A more efficient way to build startups

In addition to my “Learning to Fail” class, I also teach a class at Duke about social media and social marketing. In order to teach the class, I spend lots of time studying things most people in the entrepreneurial community would consider a waste of time. For example, I’ve spent years following the Kardashians.

Don’t laugh. I guarantee they’re more successful entrepreneurs than you.

Did you know the Kardashians have over a billion followers among them and operate one of the largest and most influential media empires in the world?
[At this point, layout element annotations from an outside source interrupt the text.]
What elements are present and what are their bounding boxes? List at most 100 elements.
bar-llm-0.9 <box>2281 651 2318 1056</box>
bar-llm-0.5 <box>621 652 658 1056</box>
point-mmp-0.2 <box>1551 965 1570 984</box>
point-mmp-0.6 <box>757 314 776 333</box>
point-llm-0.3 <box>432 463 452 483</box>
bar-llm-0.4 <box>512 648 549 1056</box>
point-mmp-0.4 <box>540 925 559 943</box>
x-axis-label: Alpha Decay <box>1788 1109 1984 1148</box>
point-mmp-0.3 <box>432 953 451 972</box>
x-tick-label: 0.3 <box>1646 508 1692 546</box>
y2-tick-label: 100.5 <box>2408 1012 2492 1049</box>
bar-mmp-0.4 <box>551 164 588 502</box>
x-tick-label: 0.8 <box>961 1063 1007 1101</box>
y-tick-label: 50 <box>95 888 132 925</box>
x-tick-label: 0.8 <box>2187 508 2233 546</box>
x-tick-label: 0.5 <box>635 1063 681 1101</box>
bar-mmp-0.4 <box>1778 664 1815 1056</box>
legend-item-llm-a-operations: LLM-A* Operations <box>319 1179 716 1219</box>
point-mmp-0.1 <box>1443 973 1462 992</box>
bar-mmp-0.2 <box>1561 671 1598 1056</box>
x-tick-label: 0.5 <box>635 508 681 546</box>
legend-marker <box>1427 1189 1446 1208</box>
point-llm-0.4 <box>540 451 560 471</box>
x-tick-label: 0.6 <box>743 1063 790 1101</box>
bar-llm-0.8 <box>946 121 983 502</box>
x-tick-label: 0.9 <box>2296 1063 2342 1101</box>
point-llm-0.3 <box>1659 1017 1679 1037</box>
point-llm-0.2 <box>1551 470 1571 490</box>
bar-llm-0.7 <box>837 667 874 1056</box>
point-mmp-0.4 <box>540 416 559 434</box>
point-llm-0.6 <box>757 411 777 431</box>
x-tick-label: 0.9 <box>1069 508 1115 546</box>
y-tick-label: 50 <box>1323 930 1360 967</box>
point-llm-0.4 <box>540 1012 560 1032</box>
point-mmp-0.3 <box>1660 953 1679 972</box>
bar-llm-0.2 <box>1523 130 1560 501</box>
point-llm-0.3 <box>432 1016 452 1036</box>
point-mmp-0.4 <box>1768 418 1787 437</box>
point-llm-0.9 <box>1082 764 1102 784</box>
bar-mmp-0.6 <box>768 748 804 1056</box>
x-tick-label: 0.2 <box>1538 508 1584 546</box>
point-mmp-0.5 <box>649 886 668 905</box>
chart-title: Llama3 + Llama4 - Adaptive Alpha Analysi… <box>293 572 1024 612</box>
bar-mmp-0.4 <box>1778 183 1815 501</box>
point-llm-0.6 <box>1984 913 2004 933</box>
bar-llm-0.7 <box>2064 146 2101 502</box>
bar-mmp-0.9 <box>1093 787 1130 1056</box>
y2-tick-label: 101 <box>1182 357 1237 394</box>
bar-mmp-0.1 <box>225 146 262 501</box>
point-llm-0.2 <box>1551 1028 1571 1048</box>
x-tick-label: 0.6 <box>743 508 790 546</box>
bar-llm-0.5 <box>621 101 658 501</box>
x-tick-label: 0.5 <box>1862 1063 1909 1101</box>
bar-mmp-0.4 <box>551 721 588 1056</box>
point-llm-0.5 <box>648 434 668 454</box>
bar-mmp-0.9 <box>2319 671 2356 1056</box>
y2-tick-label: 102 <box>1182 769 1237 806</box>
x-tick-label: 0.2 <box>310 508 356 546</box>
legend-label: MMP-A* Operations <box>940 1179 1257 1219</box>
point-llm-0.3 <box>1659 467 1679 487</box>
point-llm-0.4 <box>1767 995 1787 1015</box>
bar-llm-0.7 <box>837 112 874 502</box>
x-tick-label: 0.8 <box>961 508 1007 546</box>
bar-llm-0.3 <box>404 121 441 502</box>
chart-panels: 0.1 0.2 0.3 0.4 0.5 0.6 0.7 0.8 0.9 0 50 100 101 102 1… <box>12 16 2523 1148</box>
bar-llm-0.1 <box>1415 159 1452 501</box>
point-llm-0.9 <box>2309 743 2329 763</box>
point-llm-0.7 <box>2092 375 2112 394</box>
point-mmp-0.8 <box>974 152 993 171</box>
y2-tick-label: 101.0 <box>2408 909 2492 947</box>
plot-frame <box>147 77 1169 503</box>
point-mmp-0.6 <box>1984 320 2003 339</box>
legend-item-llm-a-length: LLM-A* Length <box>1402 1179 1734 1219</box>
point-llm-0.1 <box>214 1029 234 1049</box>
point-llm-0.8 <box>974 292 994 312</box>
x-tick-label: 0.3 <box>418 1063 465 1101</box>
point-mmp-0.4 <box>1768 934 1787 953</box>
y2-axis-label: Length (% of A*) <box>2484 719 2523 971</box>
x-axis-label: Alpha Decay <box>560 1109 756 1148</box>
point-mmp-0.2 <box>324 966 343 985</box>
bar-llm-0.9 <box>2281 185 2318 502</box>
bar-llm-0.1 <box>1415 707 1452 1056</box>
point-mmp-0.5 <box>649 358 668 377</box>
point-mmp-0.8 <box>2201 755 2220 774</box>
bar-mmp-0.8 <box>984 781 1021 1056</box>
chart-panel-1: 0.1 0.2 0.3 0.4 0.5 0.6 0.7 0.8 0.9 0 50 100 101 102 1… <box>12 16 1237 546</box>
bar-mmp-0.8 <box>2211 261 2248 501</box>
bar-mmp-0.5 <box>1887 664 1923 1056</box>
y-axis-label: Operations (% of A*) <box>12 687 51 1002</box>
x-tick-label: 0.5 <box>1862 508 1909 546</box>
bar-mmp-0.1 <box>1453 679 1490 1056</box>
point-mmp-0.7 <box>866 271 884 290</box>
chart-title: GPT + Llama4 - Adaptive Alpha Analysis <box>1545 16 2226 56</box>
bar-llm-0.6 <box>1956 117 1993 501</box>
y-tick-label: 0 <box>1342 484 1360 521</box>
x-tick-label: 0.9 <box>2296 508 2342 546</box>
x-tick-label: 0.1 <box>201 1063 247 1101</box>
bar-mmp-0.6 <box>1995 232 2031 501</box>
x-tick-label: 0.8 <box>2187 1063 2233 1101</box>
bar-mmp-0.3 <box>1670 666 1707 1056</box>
I’m also a huge fan of Dwayne “The Rock” Johnson’s social media strategy. I consider his Instagram feed to be better than a marketing master class. And I’ve spent more time than any 40-year-old man reasonably should watching tweens dancing in order to figure out the best strategy for becoming TikTok famous.

The more I study social media, the more I’ve begun to recognize and appreciate the emergence of an alternate and more efficient type of startup than the traditional “garage startup” approach to entrepreneurship. For the sake of consistency, if we’re going to call product-centered companies “garage startups” because some of the most successful ones were launched out of garages, let’s call these new types of companies “bedroom startups.” Yes, I realize the less-than-wholesome and, in some cases, not entirely unfounded implications. Whatever. I’m not here to judge. Instead, I’m trying to explain why bedroom startups enable a more efficient entrepreneurial model.